Author Chesler discusses anti-Semitism, career

Jun 1, 2015

After four decades as a successful author, Phyllis Chesler worries she’s being “written out of history” in her own lifetime.

On Sunday night, Tifereth Israel Congregation hosted an evening with Chesler, who, throughout her career, has worked as a psychotherapist, an organizer for various human rights campaigns and a professor of psychology at the College of Staten Island.

She lectured on the cost of exposing anti-Semitism and the way in which her recent work has been received by critics and colleagues. Chesler said that at the height of her success, she lectured across the world, engaged with mainstream media outlets and co-founded feminist organizations.

But today, critics question her credibility and her engagement with audiences has diminished.

She remains an active writer, and during her speech she talked candidly about her controversial book, “The New Anti-Semitism.”

“I am a Jew, a feminist, an academic and a civil libertarian. I believe in universal human rights. I am not a multicultural relativist,” Chesler began. “Today we are up against the most dangerous demagogues whom we have allowed to flourish on campus and in the media.”

For the first three decades of her career, her published books dealt with topics like second-wave feminism, motherhood and surrogacy.

“I have been troubled by anti-Semitism on the left from the late ‘60s, and I opposed it. But I didn’t make it the primary focus of my work,” she said.

This changed following the Second Intifada, a period of intensified Israeli-Palestinian conflict in 2000, when Chesler took issue with the way the media portrayed Israel during that event and in the years that followed.

This culminated in her book from 2003, “The New Anti-Semitism,” which cites anti-Zionism as a modern adaptation of anti-Semitism, a concept she said was provocative at the time.

“My every word was treated as traitorous. For the first time in my career, the mass media was no longer interested in reviewing my work or interviewing me,” said Chesler.

Part of the controversy stems from her argument that intellectuals on the left have aligned themselves with Islamists by way of multicultural relativism, meaning that an individual’s actions and beliefs are dictated by their own culture.

She believes this line of thinking has protected Islamic practices like sharia law from being properly criticized, which in turn has given rise to anti-Semitism, especially within college campuses, and the repression of Muslim women.

“Those in the West who themselves benefit from free speech were defending or at least refusing to criticize the utter absence of such rights in the Islamic world. And they focused disproportionately on Israel alone and condemned me,” she said.

Her speech highlighted the two years that followed the publication of her book, where she was accused of being an Islamophobe and a warmonger through electronic mailing lists.

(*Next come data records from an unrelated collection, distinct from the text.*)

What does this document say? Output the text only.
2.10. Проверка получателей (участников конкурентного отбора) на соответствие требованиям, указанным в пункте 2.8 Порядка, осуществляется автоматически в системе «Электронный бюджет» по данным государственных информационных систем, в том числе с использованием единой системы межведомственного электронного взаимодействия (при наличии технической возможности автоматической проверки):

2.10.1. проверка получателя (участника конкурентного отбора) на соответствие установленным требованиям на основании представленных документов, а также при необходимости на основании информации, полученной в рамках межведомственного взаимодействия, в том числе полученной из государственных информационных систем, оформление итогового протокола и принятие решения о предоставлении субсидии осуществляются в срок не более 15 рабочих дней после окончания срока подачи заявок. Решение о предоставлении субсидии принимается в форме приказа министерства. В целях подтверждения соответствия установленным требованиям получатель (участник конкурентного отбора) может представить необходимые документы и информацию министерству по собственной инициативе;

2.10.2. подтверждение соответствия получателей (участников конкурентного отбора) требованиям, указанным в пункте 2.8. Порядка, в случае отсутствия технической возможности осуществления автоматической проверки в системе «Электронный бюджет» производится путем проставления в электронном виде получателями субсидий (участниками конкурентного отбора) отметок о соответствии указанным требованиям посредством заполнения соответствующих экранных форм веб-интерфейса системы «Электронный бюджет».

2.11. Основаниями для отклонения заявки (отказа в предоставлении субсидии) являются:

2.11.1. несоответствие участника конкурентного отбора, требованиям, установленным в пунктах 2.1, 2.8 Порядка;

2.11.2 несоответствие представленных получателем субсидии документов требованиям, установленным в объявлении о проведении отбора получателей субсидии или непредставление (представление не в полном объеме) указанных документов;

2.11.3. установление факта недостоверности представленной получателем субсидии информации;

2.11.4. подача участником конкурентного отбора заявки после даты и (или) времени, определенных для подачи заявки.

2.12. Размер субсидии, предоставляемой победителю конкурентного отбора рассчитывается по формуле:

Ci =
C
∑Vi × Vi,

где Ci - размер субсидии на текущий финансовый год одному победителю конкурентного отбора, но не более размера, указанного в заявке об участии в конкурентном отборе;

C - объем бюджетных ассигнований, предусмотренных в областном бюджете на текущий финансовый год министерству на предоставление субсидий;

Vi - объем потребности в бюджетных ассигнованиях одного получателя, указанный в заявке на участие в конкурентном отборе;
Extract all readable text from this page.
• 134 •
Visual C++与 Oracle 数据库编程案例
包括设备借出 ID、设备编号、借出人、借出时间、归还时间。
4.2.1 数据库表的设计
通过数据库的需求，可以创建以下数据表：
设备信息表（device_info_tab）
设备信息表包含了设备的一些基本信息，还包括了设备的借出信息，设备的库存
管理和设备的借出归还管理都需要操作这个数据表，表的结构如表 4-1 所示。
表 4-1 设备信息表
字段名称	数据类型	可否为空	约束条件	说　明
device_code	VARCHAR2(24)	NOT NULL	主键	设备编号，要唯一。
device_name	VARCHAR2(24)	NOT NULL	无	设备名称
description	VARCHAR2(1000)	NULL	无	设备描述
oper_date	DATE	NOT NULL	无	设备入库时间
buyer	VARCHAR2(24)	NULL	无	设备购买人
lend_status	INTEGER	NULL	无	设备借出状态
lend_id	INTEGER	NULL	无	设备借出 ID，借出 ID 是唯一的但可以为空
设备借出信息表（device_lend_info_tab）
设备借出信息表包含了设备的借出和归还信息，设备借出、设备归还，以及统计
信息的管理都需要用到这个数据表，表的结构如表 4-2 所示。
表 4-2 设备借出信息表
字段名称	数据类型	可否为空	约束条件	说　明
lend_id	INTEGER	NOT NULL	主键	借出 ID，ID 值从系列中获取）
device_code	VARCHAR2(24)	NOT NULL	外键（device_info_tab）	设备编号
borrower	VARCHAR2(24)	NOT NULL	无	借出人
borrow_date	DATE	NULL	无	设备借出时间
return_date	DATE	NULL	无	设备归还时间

She said, as a result of the increased criticism from her former colleagues and allies, she stopped receiving invitations to speak at feminist conferences.

“My punishment is this: my earned credibility and economic survival have been compromised, so I cannot be the kind of effective advocate for Israel and the West that I think this struggle requires,” said Chesler.

Due to monetary constraints, she worries she won’t be able to continue her written work past this year. She feels that speaking out is the only way there will be change in the world.

“We live at a moment where ideology has failed us,” she said. “We need ideas, not ideology.”